Layar hitam. Nama aslinya adalah Black Mirror. Itu nama film berseri dari Netflix. Film itu lah yang mengacak-ngacak pikiran sebulan terakhir ini. Termasuk juga yang mengingatkan sesuatu di momen sidang tugas akhir hari ini. Sesuatu itu kurang lebih berkata “Apalah hebat manusia, sesungguhnya mereka hanyalah makhluk hina yang aibnya ditutupi oleh-Nya.”
~~
Saat menonton episode “Shut up and dance” film Black Mirror, dada menjadi sangat panas. Perasaan sangat bercampur aduk. Pikiran dipaksa terus berputar. Karena awal ceritanya langsung aneh. Namun semakin berjalan, semakin jelas maksudnya. Intinya cukup simpel. Ini tentang manusia-manusia yang ‘bermain’ terlalu dalam di internet hingga terjebak ke dalam perangkap orang usil. Bermain di sini bukan menikmati game, ataupun musik, melainkan menikmati sesuatu yang akan sangat malu jika diketahui oleh orang lain. Contohnya: menikmati video anak kecil. Yang jika kita menontonnya maka akan dicap pedofil.
Tokoh utama di film itu adalah lelaki remaja sekolah. Dia memiliki kerja sampingan sebagai pelayan di sebuah restauran. Sifatnya sangat baik, terutama kepada anak-anak kecil. Namun pada suatu malam dia terpaksa mencari hiburan di internet, namun tidak sengaja terlalu dalam. Diam-diam, ada malware yang membuat webcam di laptopnya merekam apa yang dia lakukan. Keesokan harinya, lelaki ini mendapatkan email. Isinya sebuah ancaman. Lelaki ini disuruh melakukan banyak hal tidak jelas, jikalau tidak dilakukan maka rekaman dia yang sedang menikmati video tidak pantas itu akan disebar. Tentu lelaki ini jadi mabok bukan kepayang. Satu jam film berlangsung. Satu jam itu pula hal-hal gila dalam film terjadi. Akhir dari cerita ini sangat mengenaskan. Tonton saja sendiri kalau tidak percaya.

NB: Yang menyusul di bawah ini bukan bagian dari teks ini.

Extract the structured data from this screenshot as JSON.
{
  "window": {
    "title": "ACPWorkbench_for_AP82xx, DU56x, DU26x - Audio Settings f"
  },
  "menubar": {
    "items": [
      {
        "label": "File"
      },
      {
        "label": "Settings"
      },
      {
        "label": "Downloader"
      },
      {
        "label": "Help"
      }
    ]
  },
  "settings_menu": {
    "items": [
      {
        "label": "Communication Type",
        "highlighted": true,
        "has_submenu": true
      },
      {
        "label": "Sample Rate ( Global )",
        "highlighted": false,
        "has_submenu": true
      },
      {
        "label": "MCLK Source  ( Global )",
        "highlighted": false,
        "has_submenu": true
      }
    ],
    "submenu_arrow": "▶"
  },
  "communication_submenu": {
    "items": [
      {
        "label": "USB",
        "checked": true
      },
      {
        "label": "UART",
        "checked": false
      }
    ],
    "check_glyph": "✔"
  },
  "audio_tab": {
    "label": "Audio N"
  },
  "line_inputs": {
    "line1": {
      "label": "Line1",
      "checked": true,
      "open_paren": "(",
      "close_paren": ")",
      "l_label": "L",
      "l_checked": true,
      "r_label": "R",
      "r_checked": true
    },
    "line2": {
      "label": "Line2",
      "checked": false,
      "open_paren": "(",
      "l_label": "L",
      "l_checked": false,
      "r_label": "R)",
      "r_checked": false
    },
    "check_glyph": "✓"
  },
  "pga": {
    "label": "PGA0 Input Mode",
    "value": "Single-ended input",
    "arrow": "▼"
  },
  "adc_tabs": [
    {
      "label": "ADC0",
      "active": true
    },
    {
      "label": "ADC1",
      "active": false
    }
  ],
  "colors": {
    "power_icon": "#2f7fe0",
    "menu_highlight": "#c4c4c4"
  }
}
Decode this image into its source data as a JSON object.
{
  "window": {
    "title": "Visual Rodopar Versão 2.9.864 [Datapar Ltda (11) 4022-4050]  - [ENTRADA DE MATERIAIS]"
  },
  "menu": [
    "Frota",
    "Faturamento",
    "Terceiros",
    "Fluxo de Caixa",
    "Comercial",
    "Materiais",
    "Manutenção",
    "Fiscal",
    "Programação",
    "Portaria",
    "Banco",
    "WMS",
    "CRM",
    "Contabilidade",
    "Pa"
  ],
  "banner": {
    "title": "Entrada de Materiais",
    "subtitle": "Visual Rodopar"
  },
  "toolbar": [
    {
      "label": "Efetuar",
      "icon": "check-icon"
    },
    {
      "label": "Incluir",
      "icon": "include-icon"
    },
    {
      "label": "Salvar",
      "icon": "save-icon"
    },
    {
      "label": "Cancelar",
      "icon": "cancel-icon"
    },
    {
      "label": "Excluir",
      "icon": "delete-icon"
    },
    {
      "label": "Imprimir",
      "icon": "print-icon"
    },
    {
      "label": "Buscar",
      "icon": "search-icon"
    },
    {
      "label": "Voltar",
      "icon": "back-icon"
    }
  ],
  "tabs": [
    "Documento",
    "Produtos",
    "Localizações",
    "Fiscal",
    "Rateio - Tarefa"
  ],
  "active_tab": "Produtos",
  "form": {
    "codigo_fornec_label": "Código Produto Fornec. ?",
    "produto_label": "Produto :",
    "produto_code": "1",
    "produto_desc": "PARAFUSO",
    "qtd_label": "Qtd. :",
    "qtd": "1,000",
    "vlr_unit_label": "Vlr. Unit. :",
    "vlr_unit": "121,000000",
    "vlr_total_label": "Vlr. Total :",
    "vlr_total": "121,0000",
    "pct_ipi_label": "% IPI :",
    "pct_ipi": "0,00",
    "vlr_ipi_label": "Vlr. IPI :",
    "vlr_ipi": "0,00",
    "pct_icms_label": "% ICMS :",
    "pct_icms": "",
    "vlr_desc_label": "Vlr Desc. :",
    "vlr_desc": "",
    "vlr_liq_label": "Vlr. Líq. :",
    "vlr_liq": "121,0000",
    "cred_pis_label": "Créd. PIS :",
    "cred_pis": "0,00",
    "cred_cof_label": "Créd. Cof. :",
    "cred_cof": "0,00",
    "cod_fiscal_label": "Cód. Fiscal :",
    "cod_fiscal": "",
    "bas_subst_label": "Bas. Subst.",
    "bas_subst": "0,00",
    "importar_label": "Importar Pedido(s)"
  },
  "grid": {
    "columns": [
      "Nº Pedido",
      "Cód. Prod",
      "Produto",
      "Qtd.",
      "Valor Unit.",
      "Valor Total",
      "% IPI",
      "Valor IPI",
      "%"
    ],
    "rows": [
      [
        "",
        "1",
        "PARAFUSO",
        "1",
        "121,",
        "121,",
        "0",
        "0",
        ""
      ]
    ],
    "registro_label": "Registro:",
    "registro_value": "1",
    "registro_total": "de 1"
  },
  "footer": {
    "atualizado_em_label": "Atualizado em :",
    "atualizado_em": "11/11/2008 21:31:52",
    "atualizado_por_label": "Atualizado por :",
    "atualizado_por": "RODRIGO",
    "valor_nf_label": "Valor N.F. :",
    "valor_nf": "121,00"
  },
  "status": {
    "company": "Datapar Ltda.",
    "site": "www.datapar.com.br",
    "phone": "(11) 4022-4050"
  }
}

Begitulah manusia. Satu aib saja dibuka, bisa raib satu muka. Berarti betapa baiknya Tuhan kita. Yang memiliki kemampuan Maha Melihat. Dikenal juga Yang Maha Tau isi hati. Tetapi masih memberikan hambanya kesempatan untuk bertaubat memperbaikinya. Andai saja seluruh noda di hati kita ditampilkan. Menjadi apalah guna sebuah pujian. Andai saja seluruh niat busuk dalam hati dibongkar. Maka jadi apalah guna kata terima kasih.
~~
Sore tadi, sidang tugas akhir tadi, sudah selesai. Empat tahun kuliah di ITB ditutup dengan itu. Ucapan-ucapan indah berdatangan. Kaget aku! Setelah menyadari sebuah kesamaan dari banyak ucapan itu. Mereka sama-sama menganggap aku “inspiratif”. Hey! Bagaimana orang-orang bisa mengatakan demikian? Ku hanya bisa mengaminkan dengan senyum-senyum. Selayaknya berpikir, tahu apa mereka tentangku?
Andai saja mereka tahu, mungkin mereka akan memilih mendoakanku, bukan malah memujiku.